Title: How People Use ChatGPT
Abstract: Three years after its launch, ChatGPT was used at least weekly by ten percent of the global adult population. This paper documents several important facts about how people use ChatGPT using a large random sample of ChatGPT messages linked to demographic data via an automated privacy-preserving process. ChatGPT usage was initially higher among men and users from high-income countries, but those gaps had closed substantially as of September 2025. Although non-work usage has grown relatively faster, users on consumer plans still send hundreds of millions of work-related messages each day. Work-related ChatGPT usage is highly concentrated in knowledge-seeking activities like decision support and analyzing and interpreting information, regardless of user occupation. We develop a principal-agent model of AI chatbot usage that is motivated by evidence from people using ChatGPT both to ask for advice and to delegate tasks directly. The model highlights the central role of users’ demand for customization due to idiosyncratic preferences, which we call context. Using a novel classifier that measures conversational context, we find that users are more likely to ask AI chatbots for advice rather than work output when their queries have higher context requirements. Since context must be transmitted by the user, it may be a key bottleneck to unlocking economic value from AI.

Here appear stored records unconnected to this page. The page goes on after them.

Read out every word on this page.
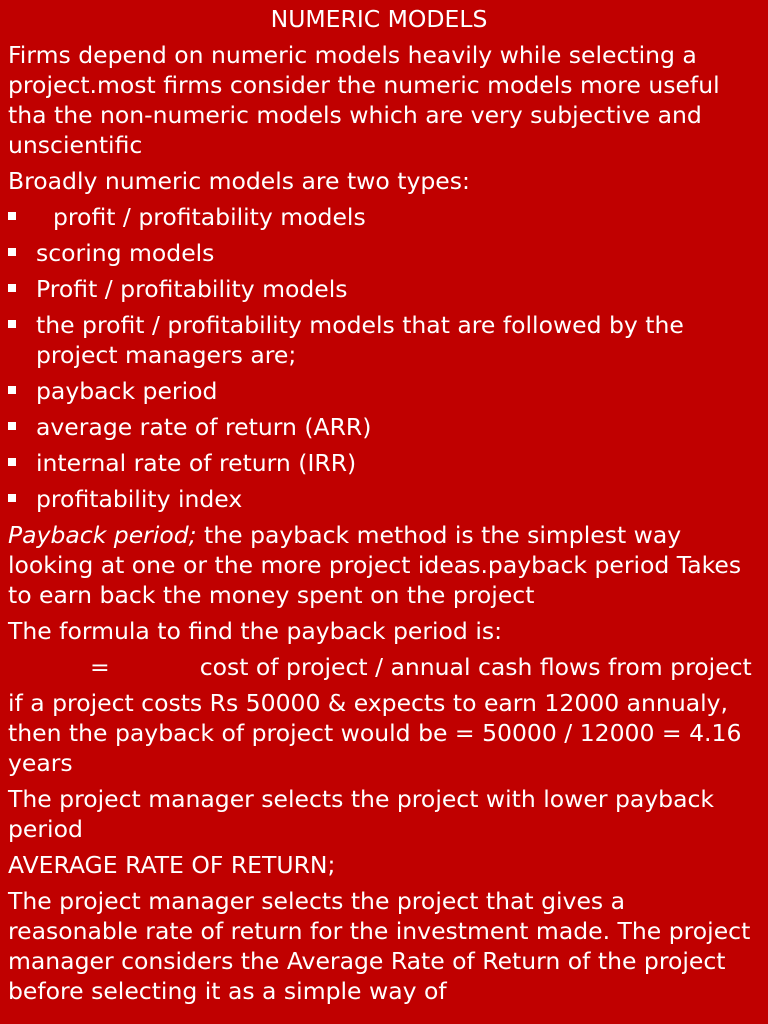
NUMERIC MODELS

Firms depend on numeric models heavily while selecting a project.most firms consider the numeric models more useful tha the non-numeric models which are very subjective and unscientific

Broadly numeric models are two types:

profit / profitability models
scoring models
Profit / profitability models
the profit / profitability models that are followed by the project managers are;
payback period
average rate of return (ARR)
internal rate of return (IRR)
profitability index

Payback period; the payback method is the simplest way looking at one or the more project ideas.payback period Takes to earn back the money spent on the project

The formula to find the payback period is:

=	cost of project / annual cash flows from project

if a project costs Rs 50000 & expects to earn 12000 annualy, then the payback of project would be = 50000 / 12000 = 4.16 years

The project manager selects the project with lower payback period

AVERAGE RATE OF RETURN;

The project manager selects the project that gives a reasonable rate of return for the investment made. The project manager considers the Average Rate of Return of the project before selecting it as a simple way of
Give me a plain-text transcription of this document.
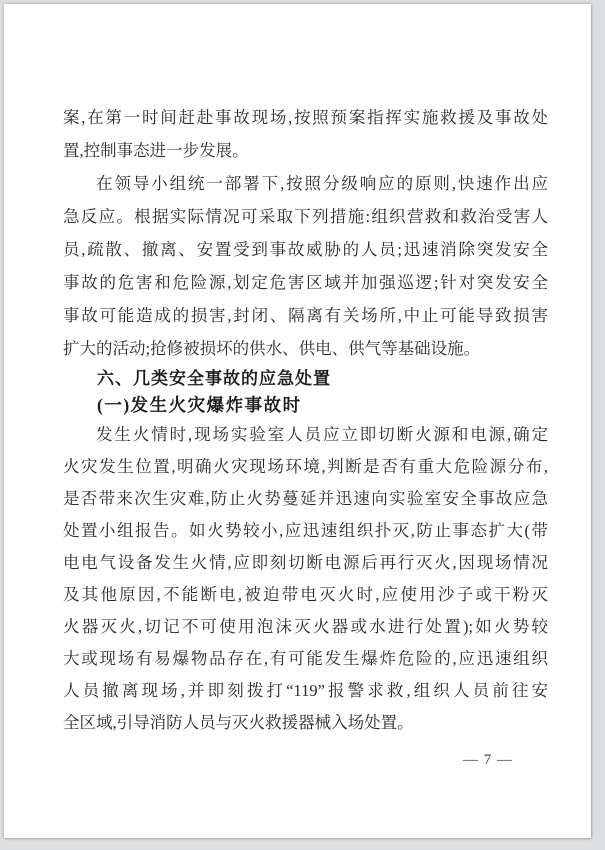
案,在第一时间赶赴事故现场,按照预案指挥实施救援及事故处
置,控制事态进一步发展。
在领导小组统一部署下,按照分级响应的原则,快速作出应
急反应。根据实际情况可采取下列措施:组织营救和救治受害人
员,疏散、撤离、安置受到事故威胁的人员;迅速消除突发安全
事故的危害和危险源,划定危害区域并加强巡逻;针对突发安全
事故可能造成的损害,封闭、隔离有关场所,中止可能导致损害
扩大的活动;抢修被损坏的供水、供电、供气等基础设施。
六、几类安全事故的应急处置
(一)发生火灾爆炸事故时
发生火情时,现场实验室人员应立即切断火源和电源,确定
火灾发生位置,明确火灾现场环境,判断是否有重大危险源分布,
是否带来次生灾难,防止火势蔓延并迅速向实验室安全事故应急
处置小组报告。如火势较小,应迅速组织扑灭,防止事态扩大(带
电电气设备发生火情,应即刻切断电源后再行灭火,因现场情况
及其他原因,不能断电,被迫带电灭火时,应使用沙子或干粉灭
火器灭火,切记不可使用泡沫灭火器或水进行处置);如火势较
大或现场有易爆物品存在,有可能发生爆炸危险的,应迅速组织
人员撤离现场,并即刻拨打“119”报警求救,组织人员前往安
全区域,引导消防人员与灭火救援器械入场处置。
— 7 —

Bio: Zoë is currently with Anthropic, and a Junior Fellow at the Harvard Society of Fellows. She earned her PhD in economics from Harvard University in 2023, where she specialized in research on privacy, transparency, and algorithms in markets and communication. Zoë’s poetry, known for its sharp intellect and imaginative breadth, has appeared in prestigious publications such as The New Yorker, London Review of Books, and Boston Review. She is the author of two acclaimed poetry collections, including Mezzanine and Not Us Now, which explore themes at the intersection of philosophy, economics, and technology.